The godwits have their heads down now, probing river-mud for worms – again and again, hungry, windblown, wings aching with effort of flight across open, chilling seas, exhausted and home at last, jabbing and jabbing with their strong beaks for worms that have been quiet all summer, deep down, low with heat and drought.
How I have missed them, with their cries and angled flight, and as the days darken, it feels now as it does when old friends return, and we share a table together, feasting and talking long into the gathering night, together, and content.
Sitting in the garden in the late afternoon today – the Summer Solstice – I watched the daisies in the sun and the breeze. Here they are.
Midsummer daisies
Midsummer – and the tall daisies are full of light, nodding and glowing, glowing and nodding, saying yes, it seems, to all that is.
Simplicity – to receive the light and shine out in turn. To have roots in the dark earth, in the damp earth and to shine like this – with a purity of brightness, and such depth of yellow, while swaying, like this, in the breeze.
Perhaps it is so – simply to be is holy, to receive and to give is enough, this longest of days.
Alchemy – for surely it is a glory, and a wonder, to turn earth and damp and light into this brightness, this daily beauty, shining like the distant sun here, in this shady place, beneath my apple tree.

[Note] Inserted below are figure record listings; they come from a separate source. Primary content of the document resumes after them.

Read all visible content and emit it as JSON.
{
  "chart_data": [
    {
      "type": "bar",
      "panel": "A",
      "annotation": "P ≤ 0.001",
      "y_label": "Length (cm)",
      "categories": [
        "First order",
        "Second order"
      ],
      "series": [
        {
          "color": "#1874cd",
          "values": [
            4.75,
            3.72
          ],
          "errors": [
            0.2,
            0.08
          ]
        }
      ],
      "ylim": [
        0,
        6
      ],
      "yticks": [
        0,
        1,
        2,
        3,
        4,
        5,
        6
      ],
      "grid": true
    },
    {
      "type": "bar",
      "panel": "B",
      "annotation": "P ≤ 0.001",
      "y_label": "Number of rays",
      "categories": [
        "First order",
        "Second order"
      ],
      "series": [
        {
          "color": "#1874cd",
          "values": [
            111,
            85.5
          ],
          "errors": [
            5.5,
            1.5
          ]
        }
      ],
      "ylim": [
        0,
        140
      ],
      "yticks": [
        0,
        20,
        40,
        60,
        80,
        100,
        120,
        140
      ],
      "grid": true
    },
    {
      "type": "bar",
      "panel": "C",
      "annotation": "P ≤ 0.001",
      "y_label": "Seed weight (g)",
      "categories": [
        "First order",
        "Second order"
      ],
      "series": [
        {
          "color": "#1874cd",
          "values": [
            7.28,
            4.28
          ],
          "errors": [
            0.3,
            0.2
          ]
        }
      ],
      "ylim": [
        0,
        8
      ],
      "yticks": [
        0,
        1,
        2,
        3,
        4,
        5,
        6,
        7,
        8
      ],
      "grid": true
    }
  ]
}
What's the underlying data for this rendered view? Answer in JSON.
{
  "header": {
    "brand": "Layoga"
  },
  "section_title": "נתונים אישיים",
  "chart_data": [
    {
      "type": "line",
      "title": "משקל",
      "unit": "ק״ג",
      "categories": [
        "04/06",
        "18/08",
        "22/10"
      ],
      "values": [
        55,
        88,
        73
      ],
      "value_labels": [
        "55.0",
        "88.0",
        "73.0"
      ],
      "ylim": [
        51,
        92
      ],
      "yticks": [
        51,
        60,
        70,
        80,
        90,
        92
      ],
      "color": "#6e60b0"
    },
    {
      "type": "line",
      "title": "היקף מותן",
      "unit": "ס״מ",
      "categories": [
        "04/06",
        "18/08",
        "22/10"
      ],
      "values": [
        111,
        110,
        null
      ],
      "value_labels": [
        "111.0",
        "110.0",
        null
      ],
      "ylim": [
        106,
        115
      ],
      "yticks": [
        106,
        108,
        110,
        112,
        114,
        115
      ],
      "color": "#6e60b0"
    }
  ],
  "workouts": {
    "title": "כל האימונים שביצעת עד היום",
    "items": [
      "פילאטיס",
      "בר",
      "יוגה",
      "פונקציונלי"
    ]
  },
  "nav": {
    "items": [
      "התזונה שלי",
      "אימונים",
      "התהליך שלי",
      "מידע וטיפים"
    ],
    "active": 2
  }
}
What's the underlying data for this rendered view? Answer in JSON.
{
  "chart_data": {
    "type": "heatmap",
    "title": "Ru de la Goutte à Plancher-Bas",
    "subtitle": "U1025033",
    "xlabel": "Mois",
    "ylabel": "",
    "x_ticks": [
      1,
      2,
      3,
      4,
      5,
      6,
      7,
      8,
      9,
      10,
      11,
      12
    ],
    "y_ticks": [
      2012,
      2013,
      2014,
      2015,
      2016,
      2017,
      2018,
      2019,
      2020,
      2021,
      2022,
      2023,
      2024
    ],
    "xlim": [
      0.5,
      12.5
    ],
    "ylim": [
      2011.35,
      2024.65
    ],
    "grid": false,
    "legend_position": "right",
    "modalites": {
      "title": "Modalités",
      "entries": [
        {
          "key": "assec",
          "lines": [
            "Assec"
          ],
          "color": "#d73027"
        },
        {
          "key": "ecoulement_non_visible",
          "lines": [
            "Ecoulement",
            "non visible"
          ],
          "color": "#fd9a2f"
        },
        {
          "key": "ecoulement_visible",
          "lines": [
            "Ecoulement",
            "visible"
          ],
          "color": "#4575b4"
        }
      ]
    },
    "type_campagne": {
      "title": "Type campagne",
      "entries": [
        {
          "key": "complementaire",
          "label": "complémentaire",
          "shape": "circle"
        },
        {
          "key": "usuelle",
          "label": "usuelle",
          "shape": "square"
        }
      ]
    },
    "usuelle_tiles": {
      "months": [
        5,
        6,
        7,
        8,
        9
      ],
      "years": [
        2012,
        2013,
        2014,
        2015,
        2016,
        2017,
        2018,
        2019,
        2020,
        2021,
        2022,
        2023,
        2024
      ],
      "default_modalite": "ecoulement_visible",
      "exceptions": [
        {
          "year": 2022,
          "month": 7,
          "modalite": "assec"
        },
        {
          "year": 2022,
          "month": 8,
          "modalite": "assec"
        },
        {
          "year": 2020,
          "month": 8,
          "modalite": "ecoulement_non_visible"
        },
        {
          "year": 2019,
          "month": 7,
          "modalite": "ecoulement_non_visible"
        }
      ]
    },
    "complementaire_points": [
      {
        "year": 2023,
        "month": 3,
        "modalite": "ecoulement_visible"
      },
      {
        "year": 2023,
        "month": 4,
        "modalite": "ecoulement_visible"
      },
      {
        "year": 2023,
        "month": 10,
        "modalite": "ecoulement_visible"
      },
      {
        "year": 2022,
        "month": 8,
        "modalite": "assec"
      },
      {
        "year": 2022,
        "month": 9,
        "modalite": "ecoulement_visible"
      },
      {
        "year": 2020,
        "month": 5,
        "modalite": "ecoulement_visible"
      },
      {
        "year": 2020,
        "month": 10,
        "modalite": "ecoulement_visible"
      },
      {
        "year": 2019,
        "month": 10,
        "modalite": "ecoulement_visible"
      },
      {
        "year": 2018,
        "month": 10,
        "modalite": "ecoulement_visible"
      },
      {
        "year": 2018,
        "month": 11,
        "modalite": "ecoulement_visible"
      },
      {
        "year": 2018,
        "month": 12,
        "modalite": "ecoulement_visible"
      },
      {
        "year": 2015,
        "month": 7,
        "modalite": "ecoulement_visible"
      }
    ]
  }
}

I’m with Mary Oliver – each morning I get up and hurry over the damp grass to see what has begun to open in the morning light. I love her poem Peonies, and this poem of mine pays tribute to it.
My peony did not open with the morning. This beauty waited, waited until the sun was high and warm before unwrapping itself.
And I had waited for two years since planting. And waited while the bud was closed. And then, in the space of a few hours, everything changed.
Peony
Today, I watched as a new peony opened – I had planted a row of them, and now, after two years, this – the wondrous first flower unwraps itself. Slowly.
And oh, how dark, how perfect. Red velvet cake, chocolate, a rich eggy heart of soft anthers waiting for the already waiting bees.
Three hours ago it was bud, and now, this heart is open, warming in the golden sun. And still, others wait to put out their own flowers for there is more, still more, to come.
And each day, then, the question – What astonishing thing will unfold for you today, and unfold in you today?
What gift can be given, and received? For all the world, and you within the world, is full of such wonders – sweetness for ants, clover in the unmown grass thick with the darkness of bees.
And this flower, now, with its beauty both before you and within you – for they are the same, know they are the same – glowing deep in the ripening light.
Experimental mowing/unmowing pattern, beloved of bees.